La muerte de Agostini

Por CIRO BIANCHI ROSS

Fue un crimen abominable, en plena vía pública y a la vista de todos.

La tranquila manzana enmarcada por las calles 2, 4, 15 y 17, en el Vedado, se vio perturbada aquel atardecer por la presencia de numerosos autos policiales cuyos ocupantes se mantenían a la expectativa. Un hombre vestido con una bata de médico, en cuyo bolsillo superior izquierdo se leía el nombre de Dr. Suárez, descendió de su vehículo, penetró en una casa de la calle 4 y escapó por el fondo para ganar el Hospital Anglo-Americano. Salió a la calle 2 y caminó unos pasos cuando una voz lo detuvo: “Dese preso, comandante Agostini”. “Me acojo a la amnistía”, respondió de inmediato el aludido.

Era una de las figuras más conocidas de la vida pública cubana. Luchó contra la dictadura de Machado y fue compañero de Antonio Guiteras.

Entre 1936 y 1938 peleó en España al lado de la República. El barco que mandaba hundió una embarcación franquista a la altura de Gibraltar. Defendió los colores patrios en los Juegos Panamericanos de Buenos Aires, en varias competencias de tiro de pistola y esgrima y en las Olimpiadas de Londres, donde compitió en florete y espada. Se le consideraba uno de los mejores tiradores profesionales de la República. Fue jefe del Servicio Secreto del Palacio Presidencial bajo los mandatos de Grau y Prío, y pasó a la oposición tras el golpe de Estado del 10 de marzo.

En 1954 tuvo que buscar asilo en la embajada de México. Se le acusó de participar con miembros de la Marina de Guerra, en una conspiración contra la dictadura batistiana. Lo benefició la amnistía decretada por Batista en 1955,  lo cual lo situaba, al menos en apariencia, en un plano de pacificación política.

Todavía en plena vía pública el capitán Juan Castellanos, del Buró de Investigaciones, que fue el responsable de la detención, entregó al detenido al teniente Julio Laurent, del Servicio de Inteligencia Naval, a cargo de su persecución directa.

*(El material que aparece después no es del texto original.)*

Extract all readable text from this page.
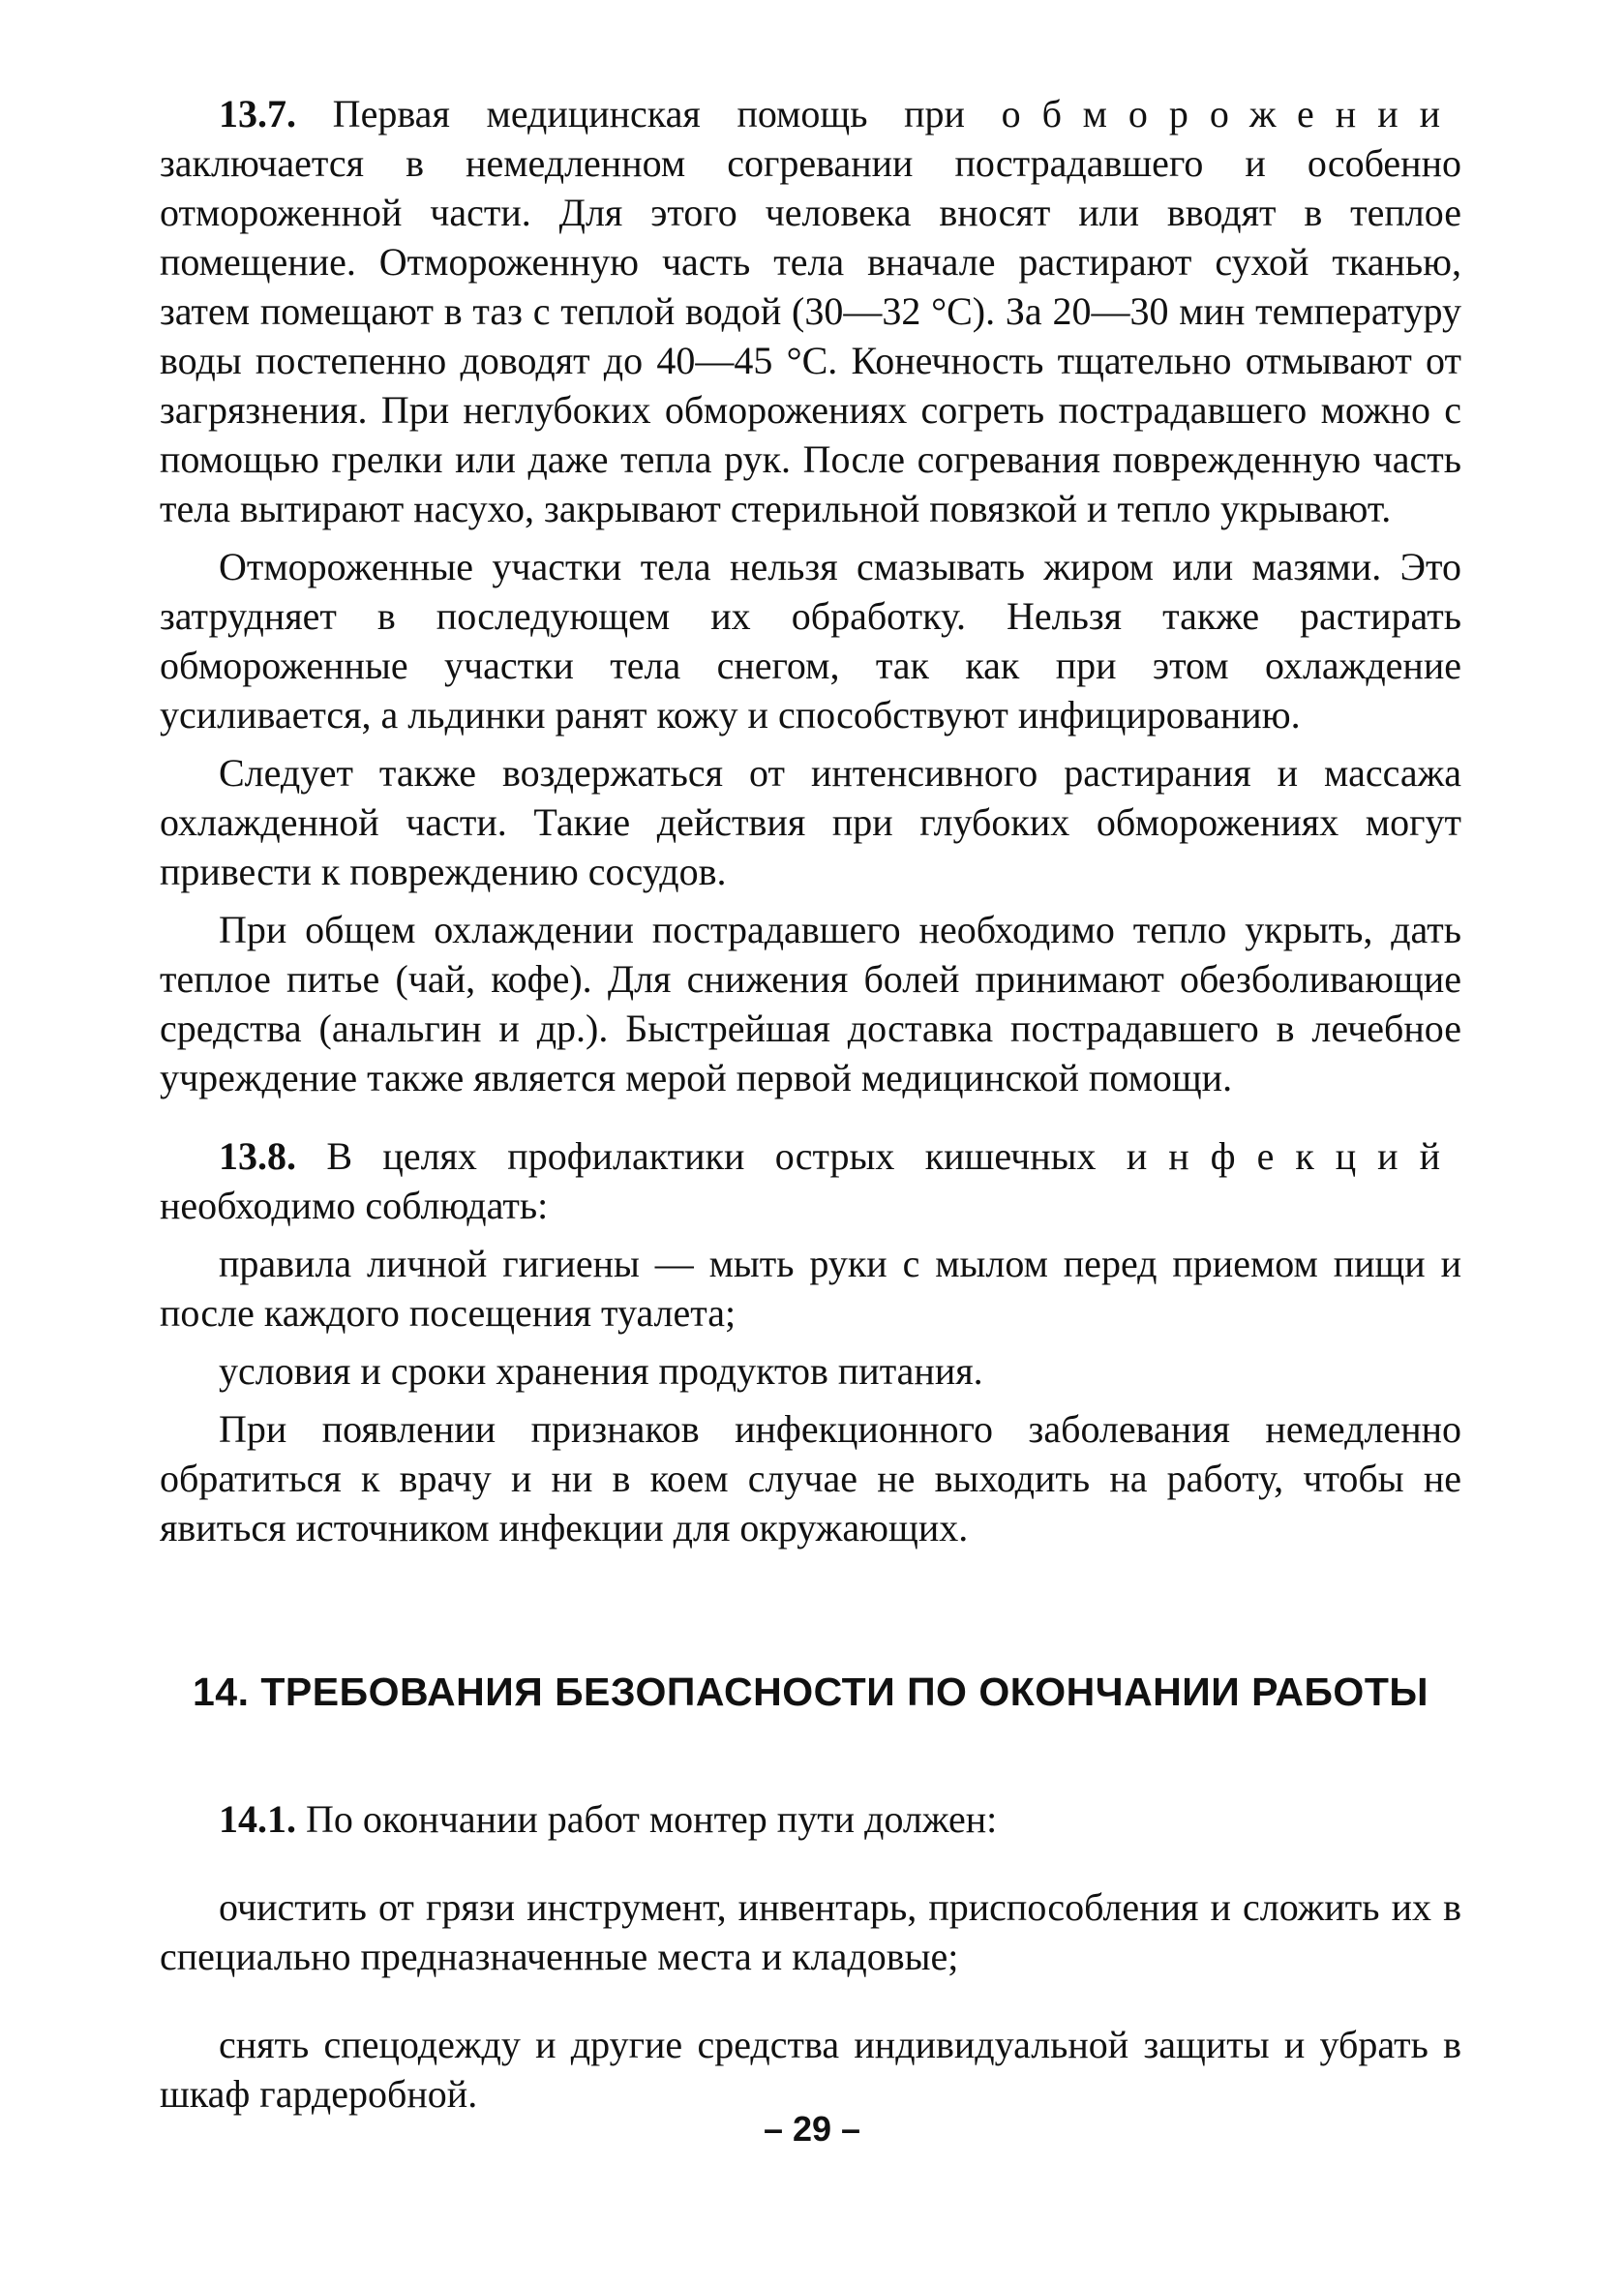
13.7. Первая медицинская помощь при обморожении заключается в немедленном согревании пострадавшего и особенно отмороженной части. Для этого человека вносят или вводят в теплое помещение. Отмороженную часть тела вначале растирают сухой тканью, затем помещают в таз с теплой водой (30—32 °С). За 20—30 мин температуру воды постепенно доводят до 40—45 °С. Конечность тщательно отмывают от загрязнения. При неглубоких обморожениях согреть пострадавшего можно с помощью грелки или даже тепла рук. После согревания поврежденную часть тела вытирают насухо, закрывают стерильной повязкой и тепло укрывают.

Отмороженные участки тела нельзя смазывать жиром или мазями. Это затрудняет в последующем их обработку. Нельзя также растирать обмороженные участки тела снегом, так как при этом охлаждение усиливается, а льдинки ранят кожу и способствуют инфицированию.

Следует также воздержаться от интенсивного растирания и массажа охлажденной части. Такие действия при глубоких обморожениях могут привести к повреждению сосудов.

При общем охлаждении пострадавшего необходимо тепло укрыть, дать теплое питье (чай, кофе). Для снижения болей принимают обезболивающие средства (анальгин и др.). Быстрейшая доставка пострадавшего в лечебное учреждение также является мерой первой медицинской помощи.

13.8. В целях профилактики острых кишечных инфекций необходимо соблюдать:

правила личной гигиены — мыть руки с мылом перед приемом пищи и после каждого посещения туалета;

условия и сроки хранения продуктов питания.

При появлении признаков инфекционного заболевания немедленно обратиться к врачу и ни в коем случае не выходить на работу, чтобы не явиться источником инфекции для окружающих.

14. ТРЕБОВАНИЯ БЕЗОПАСНОСТИ ПО ОКОНЧАНИИ РАБОТЫ

14.1. По окончании работ монтер пути должен:

очистить от грязи инструмент, инвентарь, приспособления и сложить их в специально предназначенные места и кладовые;

снять спецодежду и другие средства индивидуальной защиты и убрать в шкаф гардеробной.

– 29 –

¡Agárrenmelo! —ordenó Laurent y dos de sus hombres sujetaron a Agostini. El oficial del Servicio de Inteligencia Naval le pegó entonces en la nuca con la culata de su ametralladora y, Agostini se desplomó, inconsciente. Laurent disparó entonces varias veces. Le dio dos tiros de gracia. Uno le salió por el pómulo izquierdo y el otro le vació el ojo derecho. Conducido en un automóvil a la casa de socorros del Vedado, lo tiraron allí sobre el pavimento y comenzaron a arrastrarlo por las piernas hacia la instalación de salud hasta que la protesta de los vecinos obligó a buscar una camilla. Los médicos constataron un cuadro pavoroso: contando solo los orificios de entrada, el cadáver —cabeza, tórax y abdomen— lucía rociado de plomo.

¿Quedará sin castigo la salvajada?

La FEU, por boca de José Antonio Echeverría, su presidente, denunció al régimen de Batista como responsable directo de tan horrendo crimen y señaló por su nombre a los autores materiales e inmateriales.

Fidel Castro, recién salido de la prisión, arremetió contra el crimen desde las páginas del matutino La Calle. Decía: “¿Quedará sin castigo la salvajada? ¿Tiene acaso un grupo de hombres el derecho de arrancarle la vida a sus semejantes con más impunidad que la que tuvieron nunca los peores gánsteres?” —se preguntaba Fidel—. Y concluía: “Hoy es Jorge Agostini, nuevo mártir en la lucha por la liberación nacional. ¿Quién será el próximo combatiente en caer acribillado?”.